Est-ce dans la ville ? est-ce à la campagne, ou sur une terre étrangère, que le meurtre de Laïus a été commis ?


CRÉON


Il était parti, disait-il, pour aller consulter l’oracle, et depuis son départ il n’a plus reparu dans sa patrie.


ŒDIPE


Mais n’y eut-il ni messager, ni compagnon de voyage de Laïus, témoin du fait, qui pût donner des indices et aider les recherches ?


CRÉON


Ils ont péri, à l’exception d’un seul, que la peur a fait fuir, mais il n’a pu dire qu’une chose

de ce qu’il a vu.


ŒDIPE


Laquelle ? car un seul fait peut en faire découvrir bien d’autres, s’il nous donne

une lueur d’espérance.


CRÉON


Des brigands l’assaillirent, dit-il, et il succomba, non sous le bras d’un seul,

mais accablé par le nombre.


ŒDIPE


Comment donc un brigand, s’il n’avait été suborné par quelqu’un d’ici,

aurait-il eu cette audace ?


CRÉON


Tels furent alors les soupçons ; mais, au milieu de nos maux, la mort de Laïus

n’eut point de vengeur.


ŒDIPE


Quels maux vous empêchèrent donc, après ce meurtre de votre roi, de rechercher

les auteurs du crime ?


CRÉON


Le sphinx, avec ses énigmes, en nous occupant d’un mal présent, nous fit

oublier un crime encore obscur.


ŒDIPE


Eh bien ! je remonterai à la source du fait, et le mettrai en lumière. Il est digne d’Apollon,

il est digne de toi, d’avoir montré cette sollicitude pour celui qui a péri, vous trouverez

donc en moi un auxiliaire légitime, vengeur à la fois de ce pays et du dieu.


Ce n’est pas pour un ami étranger, c’est pour moi-même que j’effacerai cette souillure.

Le meurtrier, quel qu’il soit, voudrait peut-être aussi porter sur moi sa main homicide ;

en vengeant Laïus, je me défends donc moi-même.
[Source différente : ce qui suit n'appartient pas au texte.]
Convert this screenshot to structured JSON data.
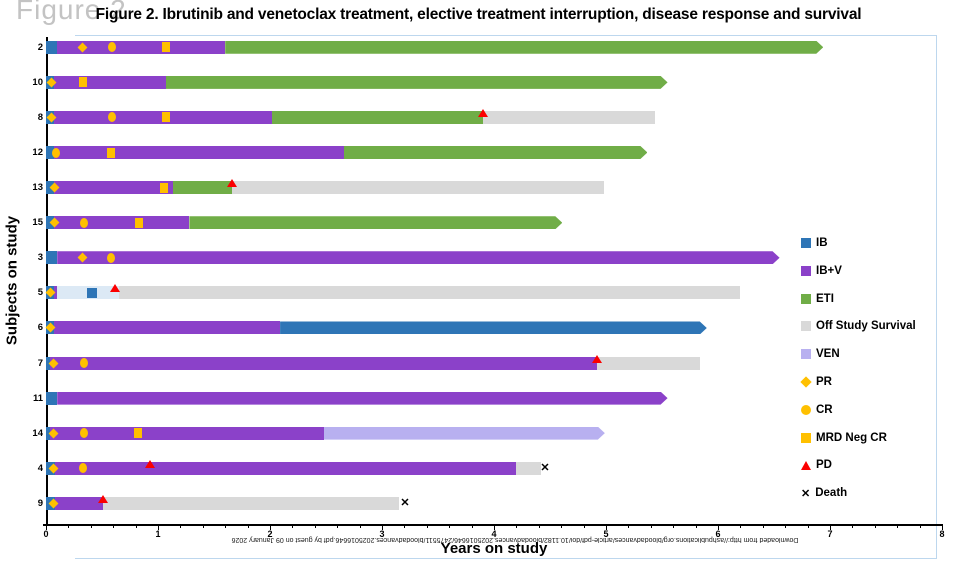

Enfants, relevez-vous au plus tôt, et remportez ces rameaux suppliants ; qu’un autre assemble ici le peuple de Cadmus ; je suis prêt à tout faire. Car ou nous serons heureux

en obéissant au dieu, ou nous tomberons dans l’abîme du malheur.


LE GRAND PRÊTRE


Enfants, levons-nous ; le secours que nous sommes venus demander ici, le roi nous l’annonce. Puisse Apollon, qui nous envoie ces oracles, être notre sauveur,

et mettre fin au fléau qui nous désole !


LE CHŒUR


(Strophe 1.)

O douce parole de Jupiter, échappée du riche sanctuaire de Delphes,

que viens-tu annoncer enfin à la brillante ville de Thèbes ? Saisi d’une sainte horreur,

mon cœur frémit, il palpite d’effroi, ô Apollon, dieu de Délos, médecin de tous les maux, attendant avec un respect religieux le sort que tu me réserves maintenant ou dans l’avenir. Réponds-moi, fils de la riante espérance, Oracle immortel.


(Antistrophe 1.)

C’est toi que j’invoque la première, fille de Jupiter, immortelle Minerve, et toi,

Diane, sa sœur, protectrice de cette terre, assise au sein des murs de Thèbes

sur un trône glorieux, toi aussi, redoutable Apollon ! venez tous trois nous secourir ;

si jamais, lorsqu’un monstre cruel planait sur notre cité, vous l’avez délivrée

de ce fléau destructeur, venez encore aujourd’hui.


(Strophe 2.)

Grands dieux ! je souffre des maux innombrables ; tout mon peuple languit, et toute la science humaine est impuissante à le secourir ; en effet, les germes ne mûrissent plus dans

le sein de la terre, les mères ne peuvent supporter les cruelles douleurs de l’enfantement ; on peut voir les morts tomber l’un après l’autre sur le rivage du dieu des ténèbres,

plus vite que l’oiseau rapide, ou que la flamme indomptable.


(Antistrophe 2.)

Leurs innombrables funérailles dépeuplent la ville ; des monceaux de cadavres,

privés de sépulture, gisent, sans être pleurés, sur la terre où règne la mort ;

de tendres épouses, des mères blanchies par l’âge, prosternées çà et là

au pied des autels, implorent en gémissant le terme de leurs souffrances.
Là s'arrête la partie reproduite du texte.